Question

How do you solve $8x - 10 = {x^2} - 7x + 3$ using the quadratic formula?

Answer 1

We first need to rearrange the given equation in the standard form of quadratic equation. That is in the form of $a{x^2} + bx + c = 0$. After that we can solve this using various methods that are by completing the square, factorization, graph or by quadratic formula. Here we need to use a quadratic formula that is $x = \dfrac{{ - b \pm \sqrt {{b^2} - 4ac} }}{{2a}}$.

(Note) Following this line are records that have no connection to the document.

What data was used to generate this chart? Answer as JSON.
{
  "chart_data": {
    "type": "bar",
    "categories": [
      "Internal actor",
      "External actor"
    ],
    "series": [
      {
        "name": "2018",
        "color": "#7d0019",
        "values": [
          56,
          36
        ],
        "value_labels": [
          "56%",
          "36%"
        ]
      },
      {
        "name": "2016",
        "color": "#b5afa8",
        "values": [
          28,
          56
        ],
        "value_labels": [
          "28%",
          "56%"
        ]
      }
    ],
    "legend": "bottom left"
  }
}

Complete step-by-step solution:
Given, $8x - 10 = {x^2} - 7x + 3$
Shifting the terms we have,
${x^2} - 7x + 3 - 8x + 10 = 0$
${x^2} - 15x + 13 = 0$
Since the degree of the equation is 2, we have 2 factors or two roots.
On comparing the given equation with the standard quadratic equation $a{x^2} + bx + c = 0$, we have $a = 1$, $b = - 15$ and $c = 13$.
Now we use quadratic formula,
$x = \dfrac{{ - b \pm \sqrt {{b^2} - 4ac} }}{{2a}}$.
Substituting we have,
$\Rightarrow x = \dfrac{{ - ( - 15) \pm \sqrt {{{\left( {15} \right)}^2} - 4(1)(13)} }}{{2(1)}}$
$= \dfrac{{15 \pm \sqrt {225 - 52} }}{2}$
$= \dfrac{{15 \pm \sqrt {173} }}{2}$
Thus we have two roots,
$\Rightarrow x = \dfrac{{15 + \sqrt {173} }}{2}$ and $x = \dfrac{{15 - \sqrt {173} }}{2}$. This is the required answer.

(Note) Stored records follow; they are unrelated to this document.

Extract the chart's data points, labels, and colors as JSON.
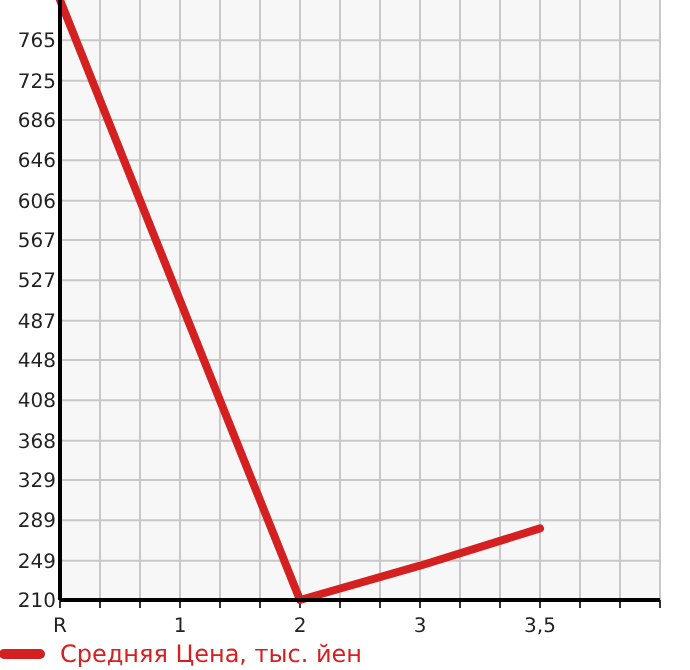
{
  "chart_data": {
    "type": "line",
    "categories": [
      "R",
      "1",
      "2",
      "3",
      "3,5",
      null
    ],
    "series": [
      {
        "name": "Средняя Цена, тыс. йен",
        "color": "#d42020",
        "values": [
          805,
          507,
          210,
          244,
          281,
          null
        ]
      }
    ],
    "ylim": [
      210,
      805
    ],
    "yticks": [
      210,
      249,
      289,
      329,
      368,
      408,
      448,
      487,
      527,
      567,
      606,
      646,
      686,
      725,
      765
    ],
    "grid": true,
    "legend": "bottom",
    "marker": "none",
    "line_style": "solid"
  }
}
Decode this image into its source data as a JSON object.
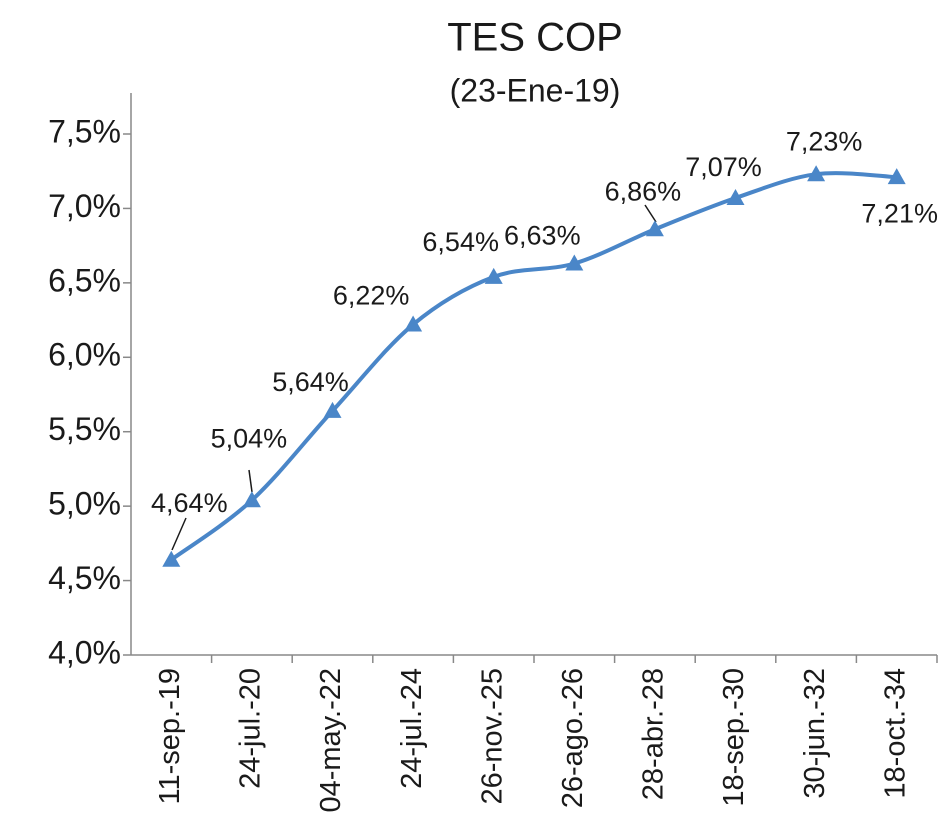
{
  "chart_data": {
    "type": "line",
    "title": "TES COP",
    "subtitle": "(23-Ene-19)",
    "categories": [
      "11-sep.-19",
      "24-jul.-20",
      "04-may.-22",
      "24-jul.-24",
      "26-nov.-25",
      "26-ago.-26",
      "28-abr.-28",
      "18-sep.-30",
      "30-jun.-32",
      "18-oct.-34"
    ],
    "series": [
      {
        "name": "TES COP",
        "color": "#4a86c8",
        "values": [
          4.64,
          5.04,
          5.64,
          6.22,
          6.54,
          6.63,
          6.86,
          7.07,
          7.23,
          7.21
        ],
        "value_labels": [
          "4,64%",
          "5,04%",
          "5,64%",
          "6,22%",
          "6,54%",
          "6,63%",
          "6,86%",
          "7,07%",
          "7,23%",
          "7,21%"
        ]
      }
    ],
    "ylim": [
      4.0,
      7.5
    ],
    "yticks": [
      {
        "value": 4.0,
        "label": "4,0%"
      },
      {
        "value": 4.5,
        "label": "4,5%"
      },
      {
        "value": 5.0,
        "label": "5,0%"
      },
      {
        "value": 5.5,
        "label": "5,5%"
      },
      {
        "value": 6.0,
        "label": "6,0%"
      },
      {
        "value": 6.5,
        "label": "6,5%"
      },
      {
        "value": 7.0,
        "label": "7,0%"
      },
      {
        "value": 7.5,
        "label": "7,5%"
      }
    ],
    "grid": false
  }
}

Note: Since we have a polynomial of degree two and hence it is called quadratic polynomial. If we have a polynomial of degree ‘n’ then we have ‘n’ roots. In the given problem we have a degree that is equal to 2. Hence the number of roots are 2. We use a quadratic formula if we are unable to split the middle term that fails to factorize. Quadratic formula and Sridhar’s formula are both the same. We know that the product of two negative numbers gives us a positive number. Also keep in mind when shifting values from one side of the equation to another side of the equation, always change sign from positive to negative and vice-versa.